Chyba nie bardzo da się porównać obecnych badań do tych z...
myślę nie trzeba być wielkim naukowcem żeby zauważyć że dzieje się coś niedobrego
Czytelnicy oznaczyli ten post jako spam Zobacz ten post,,wiele z danych, które podaje się w mediach są nierzetelne a wręcz zakłamane." - uuu.... teoria spiskowa i myślozbrodnia, nie wolno negować danych danych.

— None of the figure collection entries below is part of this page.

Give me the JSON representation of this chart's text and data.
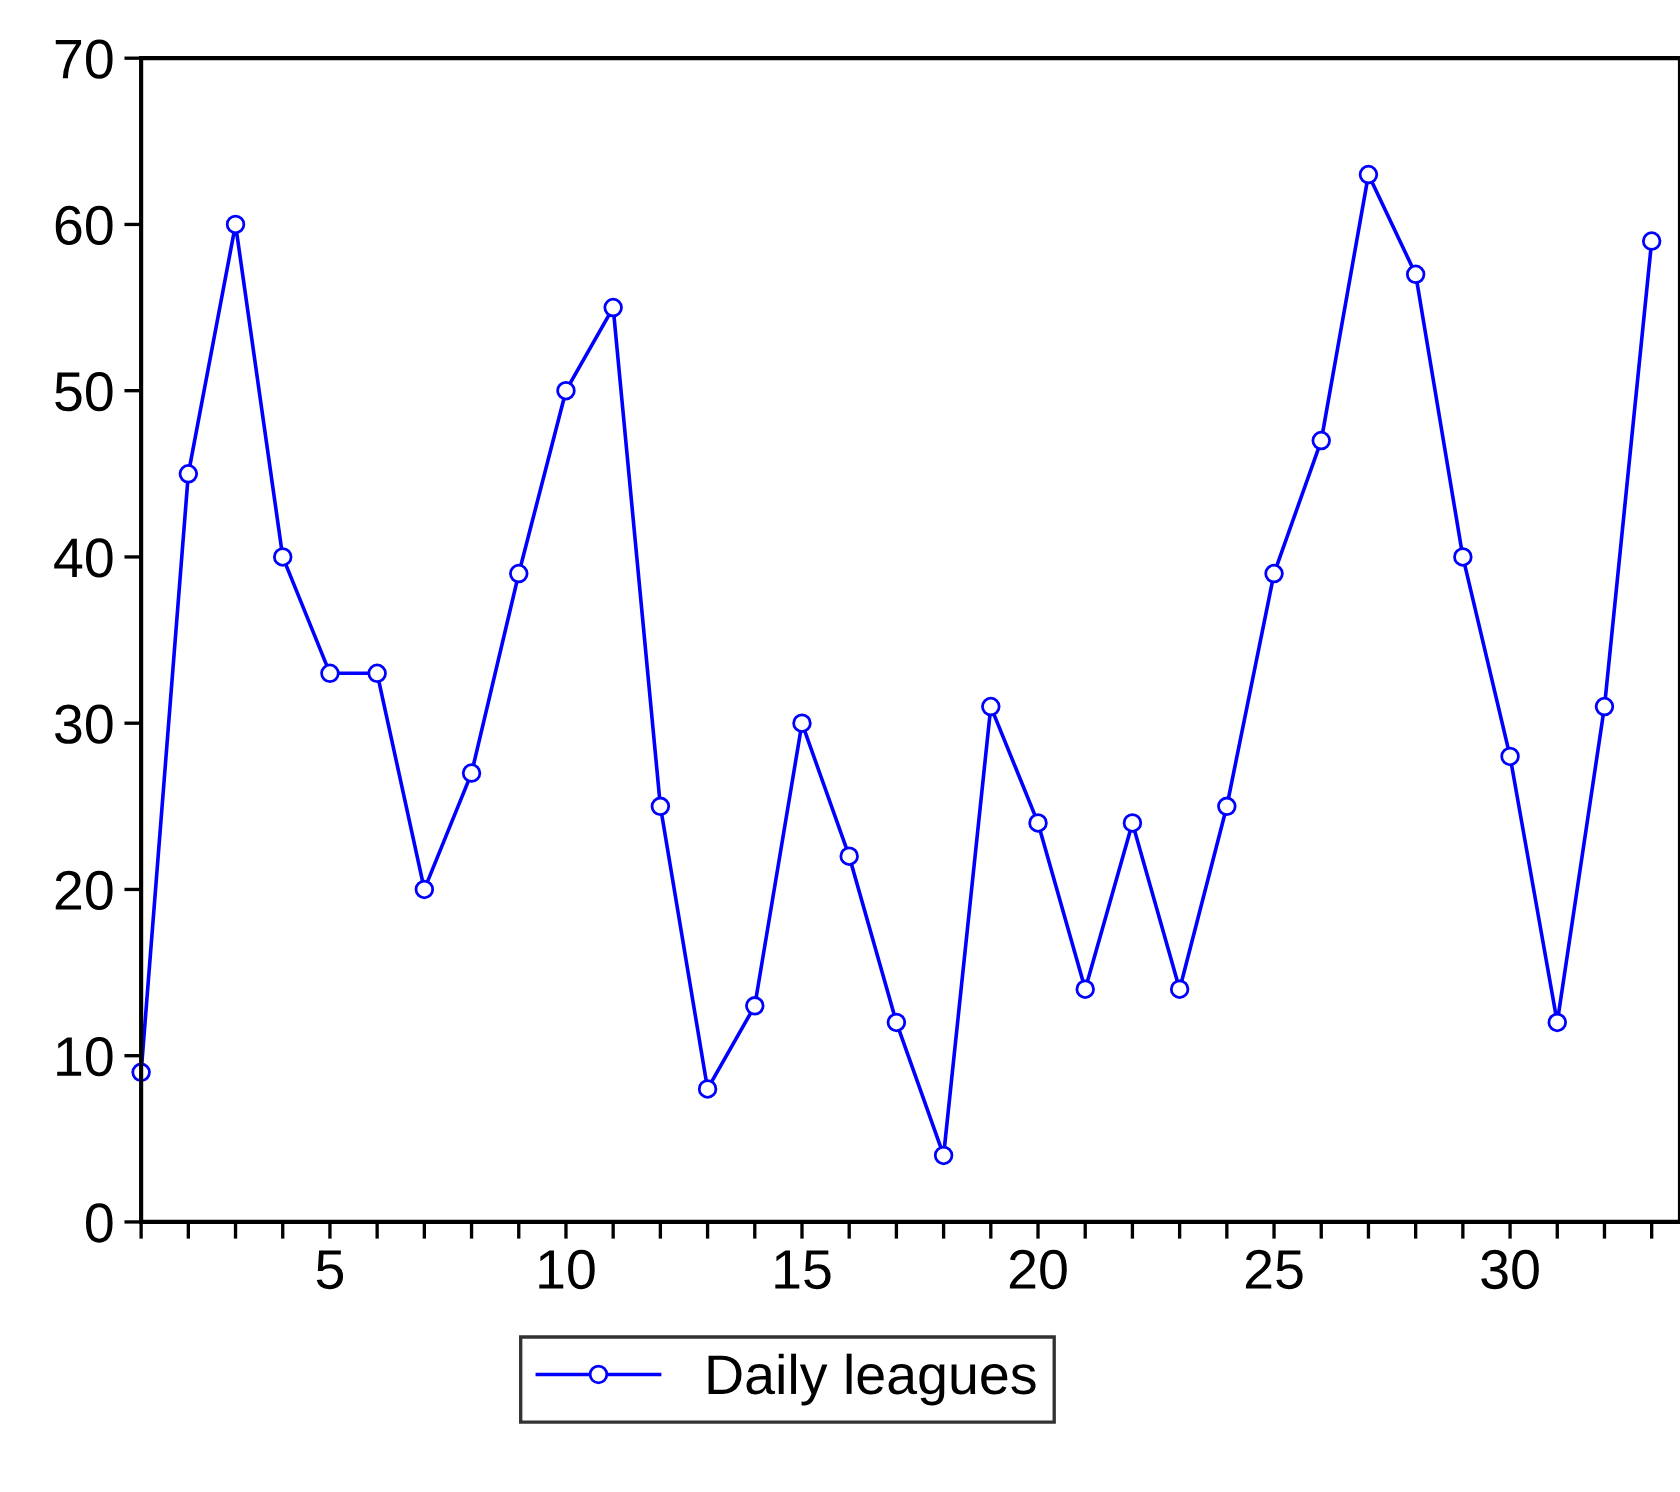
{
  "chart_data": {
    "type": "line",
    "x": [
      1,
      2,
      3,
      4,
      5,
      6,
      7,
      8,
      9,
      10,
      11,
      12,
      13,
      14,
      15,
      16,
      17,
      18,
      19,
      20,
      21,
      22,
      23,
      24,
      25,
      26,
      27,
      28,
      29,
      30,
      31,
      32,
      33
    ],
    "series": [
      {
        "name": "Daily leagues",
        "color": "#0000ff",
        "values": [
          9,
          45,
          60,
          40,
          33,
          33,
          20,
          27,
          39,
          50,
          55,
          25,
          8,
          13,
          30,
          22,
          12,
          4,
          31,
          24,
          14,
          24,
          14,
          25,
          39,
          47,
          63,
          57,
          40,
          28,
          12,
          31,
          59
        ]
      }
    ],
    "xlim": [
      1,
      33.6
    ],
    "xticks": [
      {
        "value": 1,
        "label": null
      },
      {
        "value": 2,
        "label": null
      },
      {
        "value": 3,
        "label": null
      },
      {
        "value": 4,
        "label": null
      },
      5,
      {
        "value": 6,
        "label": null
      },
      {
        "value": 7,
        "label": null
      },
      {
        "value": 8,
        "label": null
      },
      {
        "value": 9,
        "label": null
      },
      10,
      {
        "value": 11,
        "label": null
      },
      {
        "value": 12,
        "label": null
      },
      {
        "value": 13,
        "label": null
      },
      {
        "value": 14,
        "label": null
      },
      15,
      {
        "value": 16,
        "label": null
      },
      {
        "value": 17,
        "label": null
      },
      {
        "value": 18,
        "label": null
      },
      {
        "value": 19,
        "label": null
      },
      20,
      {
        "value": 21,
        "label": null
      },
      {
        "value": 22,
        "label": null
      },
      {
        "value": 23,
        "label": null
      },
      {
        "value": 24,
        "label": null
      },
      25,
      {
        "value": 26,
        "label": null
      },
      {
        "value": 27,
        "label": null
      },
      {
        "value": 28,
        "label": null
      },
      {
        "value": 29,
        "label": null
      },
      30,
      {
        "value": 31,
        "label": null
      },
      {
        "value": 32,
        "label": null
      },
      {
        "value": 33,
        "label": null
      }
    ],
    "ylim": [
      0,
      70
    ],
    "yticks": [
      0,
      10,
      20,
      30,
      40,
      50,
      60,
      70
    ],
    "grid": false,
    "legend": "bottom",
    "marker": "circle",
    "line_style": "solid"
  }
}
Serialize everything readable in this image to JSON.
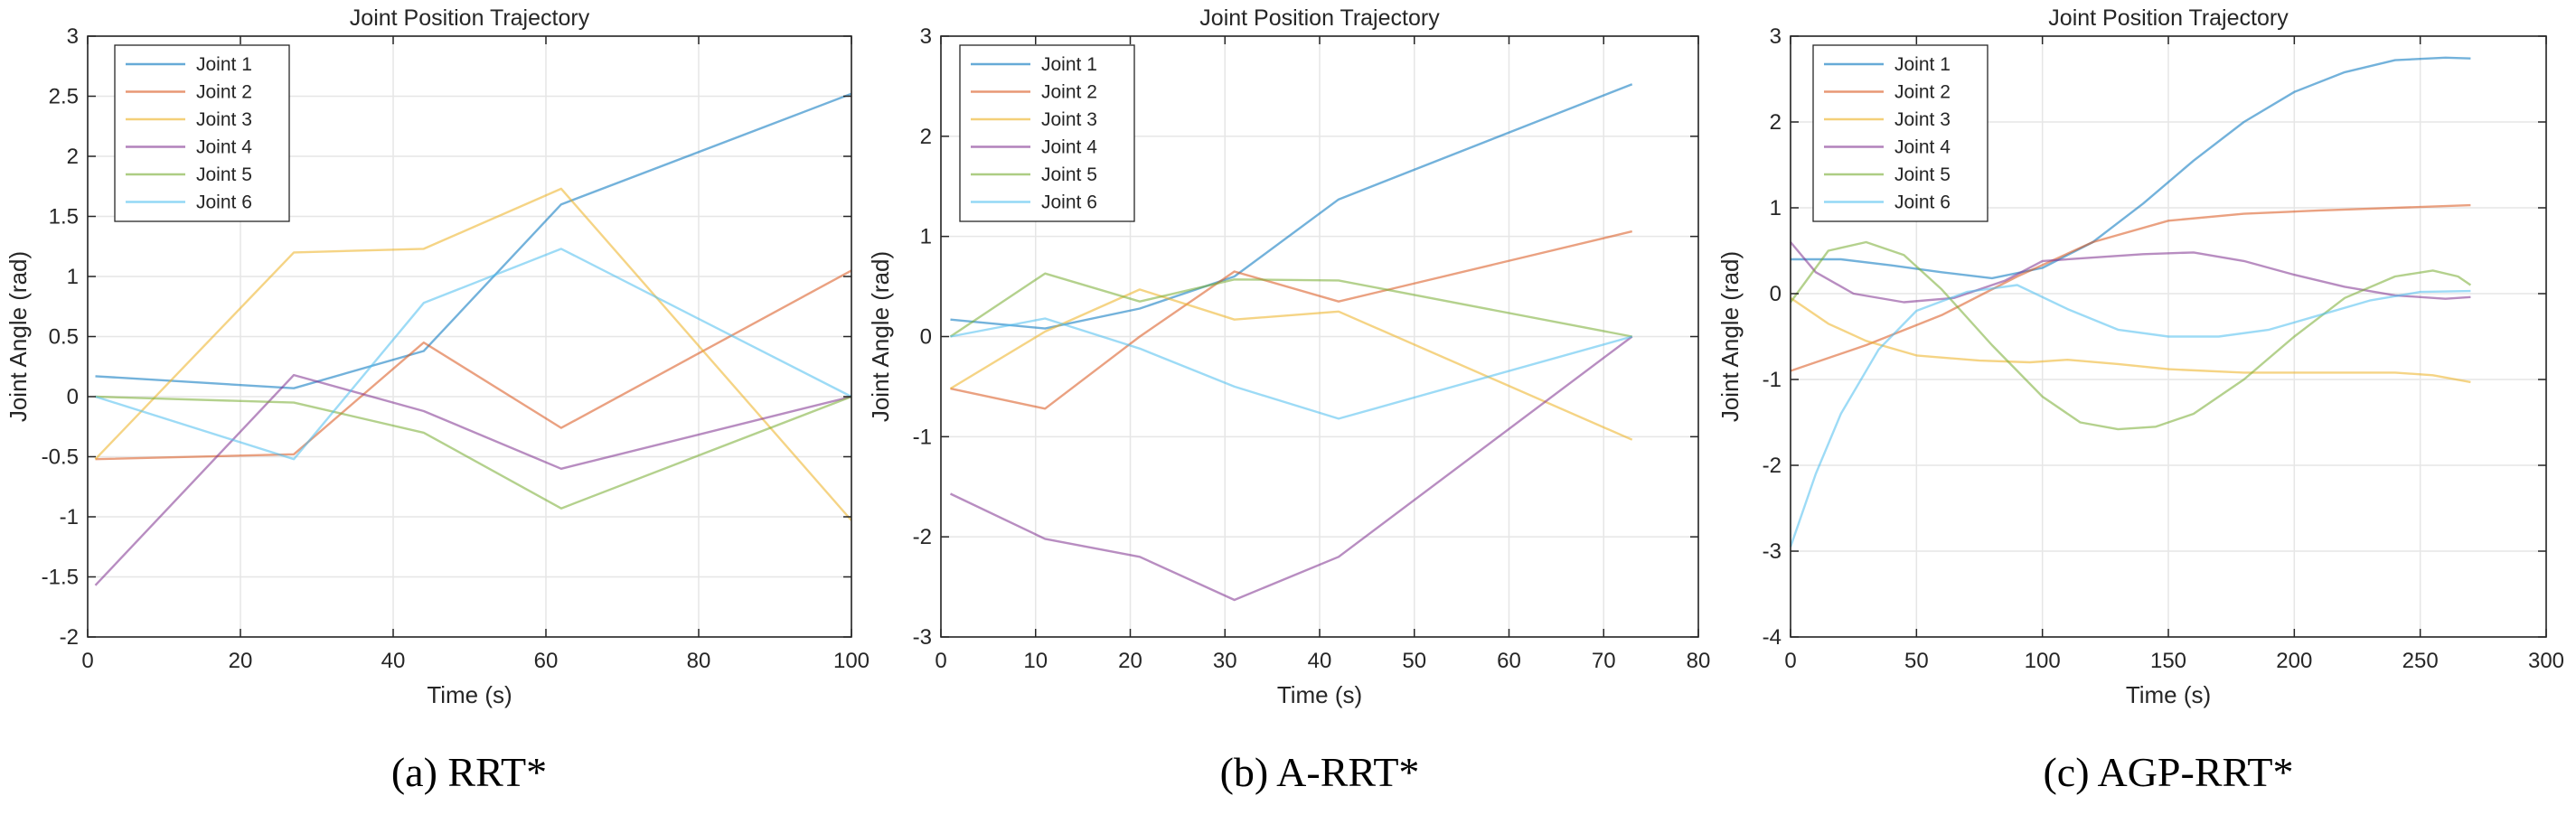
{
  "chart_data": [
    {
      "type": "line",
      "title": "Joint Position Trajectory",
      "xlabel": "Time (s)",
      "ylabel": "Joint Angle (rad)",
      "caption": "(a) RRT*",
      "xlim": [
        0,
        100
      ],
      "ylim": [
        -2,
        3
      ],
      "xticks": [
        0,
        20,
        40,
        60,
        80,
        100
      ],
      "yticks": [
        -2,
        -1.5,
        -1,
        -0.5,
        0,
        0.5,
        1,
        1.5,
        2,
        2.5,
        3
      ],
      "xtick_labels": [
        "0",
        "20",
        "40",
        "60",
        "80",
        "100"
      ],
      "ytick_labels": [
        "-2",
        "-1.5",
        "-1",
        "-0.5",
        "0",
        "0.5",
        "1",
        "1.5",
        "2",
        "2.5",
        "3"
      ],
      "grid": true,
      "legend_position": "top-left",
      "series": [
        {
          "name": "Joint 1",
          "color": "#0072BD",
          "x": [
            1,
            27,
            44,
            62,
            100
          ],
          "y": [
            0.17,
            0.07,
            0.38,
            1.6,
            2.52
          ]
        },
        {
          "name": "Joint 2",
          "color": "#D95319",
          "x": [
            1,
            27,
            44,
            62,
            100
          ],
          "y": [
            -0.52,
            -0.48,
            0.45,
            -0.26,
            1.05
          ]
        },
        {
          "name": "Joint 3",
          "color": "#EDB120",
          "x": [
            1,
            27,
            44,
            62,
            100
          ],
          "y": [
            -0.52,
            1.2,
            1.23,
            1.73,
            -1.03
          ]
        },
        {
          "name": "Joint 4",
          "color": "#7E2F8E",
          "x": [
            1,
            27,
            44,
            62,
            100
          ],
          "y": [
            -1.57,
            0.18,
            -0.12,
            -0.6,
            0
          ]
        },
        {
          "name": "Joint 5",
          "color": "#77AC30",
          "x": [
            1,
            27,
            44,
            62,
            100
          ],
          "y": [
            0,
            -0.05,
            -0.3,
            -0.93,
            0
          ]
        },
        {
          "name": "Joint 6",
          "color": "#4DBEEE",
          "x": [
            1,
            27,
            44,
            62,
            100
          ],
          "y": [
            0,
            -0.52,
            0.78,
            1.23,
            0
          ]
        }
      ]
    },
    {
      "type": "line",
      "title": "Joint Position Trajectory",
      "xlabel": "Time (s)",
      "ylabel": "Joint Angle (rad)",
      "caption": "(b) A-RRT*",
      "xlim": [
        0,
        80
      ],
      "ylim": [
        -3,
        3
      ],
      "xticks": [
        0,
        10,
        20,
        30,
        40,
        50,
        60,
        70,
        80
      ],
      "yticks": [
        -3,
        -2,
        -1,
        0,
        1,
        2,
        3
      ],
      "xtick_labels": [
        "0",
        "10",
        "20",
        "30",
        "40",
        "50",
        "60",
        "70",
        "80"
      ],
      "ytick_labels": [
        "-3",
        "-2",
        "-1",
        "0",
        "1",
        "2",
        "3"
      ],
      "grid": true,
      "legend_position": "top-left",
      "series": [
        {
          "name": "Joint 1",
          "color": "#0072BD",
          "x": [
            1,
            11,
            21,
            31,
            42,
            73
          ],
          "y": [
            0.17,
            0.08,
            0.28,
            0.6,
            1.37,
            2.52
          ]
        },
        {
          "name": "Joint 2",
          "color": "#D95319",
          "x": [
            1,
            11,
            21,
            31,
            42,
            73
          ],
          "y": [
            -0.52,
            -0.72,
            0.0,
            0.65,
            0.35,
            1.05
          ]
        },
        {
          "name": "Joint 3",
          "color": "#EDB120",
          "x": [
            1,
            11,
            21,
            31,
            42,
            73
          ],
          "y": [
            -0.52,
            0.05,
            0.47,
            0.17,
            0.25,
            -1.03
          ]
        },
        {
          "name": "Joint 4",
          "color": "#7E2F8E",
          "x": [
            1,
            11,
            21,
            31,
            42,
            73
          ],
          "y": [
            -1.57,
            -2.02,
            -2.2,
            -2.63,
            -2.2,
            0
          ]
        },
        {
          "name": "Joint 5",
          "color": "#77AC30",
          "x": [
            1,
            11,
            21,
            31,
            42,
            73
          ],
          "y": [
            0,
            0.63,
            0.35,
            0.57,
            0.56,
            0
          ]
        },
        {
          "name": "Joint 6",
          "color": "#4DBEEE",
          "x": [
            1,
            11,
            21,
            31,
            42,
            73
          ],
          "y": [
            0,
            0.18,
            -0.12,
            -0.5,
            -0.82,
            0
          ]
        }
      ]
    },
    {
      "type": "line",
      "title": "Joint Position Trajectory",
      "xlabel": "Time (s)",
      "ylabel": "Joint Angle (rad)",
      "caption": "(c) AGP-RRT*",
      "xlim": [
        0,
        300
      ],
      "ylim": [
        -4,
        3
      ],
      "xticks": [
        0,
        50,
        100,
        150,
        200,
        250,
        300
      ],
      "yticks": [
        -4,
        -3,
        -2,
        -1,
        0,
        1,
        2,
        3
      ],
      "xtick_labels": [
        "0",
        "50",
        "100",
        "150",
        "200",
        "250",
        "300"
      ],
      "ytick_labels": [
        "-4",
        "-3",
        "-2",
        "-1",
        "0",
        "1",
        "2",
        "3"
      ],
      "grid": true,
      "legend_position": "top-left",
      "series": [
        {
          "name": "Joint 1",
          "color": "#0072BD",
          "x": [
            0,
            20,
            40,
            60,
            80,
            100,
            120,
            140,
            160,
            180,
            200,
            220,
            240,
            260,
            270
          ],
          "y": [
            0.4,
            0.4,
            0.33,
            0.25,
            0.18,
            0.3,
            0.6,
            1.05,
            1.55,
            2.0,
            2.35,
            2.58,
            2.72,
            2.75,
            2.74
          ]
        },
        {
          "name": "Joint 2",
          "color": "#D95319",
          "x": [
            0,
            30,
            60,
            90,
            120,
            150,
            180,
            210,
            240,
            270
          ],
          "y": [
            -0.9,
            -0.6,
            -0.25,
            0.2,
            0.6,
            0.85,
            0.93,
            0.97,
            1.0,
            1.03
          ]
        },
        {
          "name": "Joint 3",
          "color": "#EDB120",
          "x": [
            0,
            15,
            30,
            50,
            75,
            95,
            110,
            130,
            150,
            180,
            210,
            240,
            255,
            270
          ],
          "y": [
            -0.05,
            -0.35,
            -0.55,
            -0.72,
            -0.78,
            -0.8,
            -0.77,
            -0.82,
            -0.88,
            -0.92,
            -0.92,
            -0.92,
            -0.95,
            -1.03
          ]
        },
        {
          "name": "Joint 4",
          "color": "#7E2F8E",
          "x": [
            0,
            10,
            25,
            45,
            65,
            85,
            100,
            120,
            140,
            160,
            180,
            200,
            220,
            240,
            260,
            270
          ],
          "y": [
            0.6,
            0.25,
            0.0,
            -0.1,
            -0.05,
            0.15,
            0.38,
            0.42,
            0.46,
            0.48,
            0.38,
            0.22,
            0.08,
            -0.02,
            -0.06,
            -0.04
          ]
        },
        {
          "name": "Joint 5",
          "color": "#77AC30",
          "x": [
            0,
            15,
            30,
            45,
            60,
            80,
            100,
            115,
            130,
            145,
            160,
            180,
            200,
            220,
            240,
            255,
            265,
            270
          ],
          "y": [
            -0.1,
            0.5,
            0.6,
            0.45,
            0.05,
            -0.6,
            -1.2,
            -1.5,
            -1.58,
            -1.55,
            -1.4,
            -1.0,
            -0.5,
            -0.05,
            0.2,
            0.27,
            0.2,
            0.1
          ]
        },
        {
          "name": "Joint 6",
          "color": "#4DBEEE",
          "x": [
            0,
            10,
            20,
            35,
            50,
            70,
            90,
            110,
            130,
            150,
            170,
            190,
            210,
            230,
            250,
            270
          ],
          "y": [
            -2.95,
            -2.1,
            -1.4,
            -0.65,
            -0.2,
            0.02,
            0.1,
            -0.18,
            -0.42,
            -0.5,
            -0.5,
            -0.42,
            -0.25,
            -0.08,
            0.02,
            0.03
          ]
        }
      ]
    }
  ]
}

Czytelnicy oznaczyli ten post jako spam Zobacz ten postNooo, zwłaszcza po gruzowanku Ostatniego Pokolenia w Kanale Zero. Aż sobie sprawdziłem ten ich raport, w którym to ponoć 70% "Polaków" opowiada się, że sprawy klimatu są najwyższej wagi (czy jakoś tak). Okazuje się, że próba wynosi około 1000 osób, a do tego zrzeszona w "klubie" wypełnianie ankiet Kantar :) Za pieniądze albo prezenty.... w każdym razie za coś tam.
Czytelnicy oznaczyli ten post jako spam Zobacz ten postZ książek traktujących o ziemi najbardziej chciałbym przeczytać Błogosławieństwo ziemi i A lasy wiecznie śpiewają.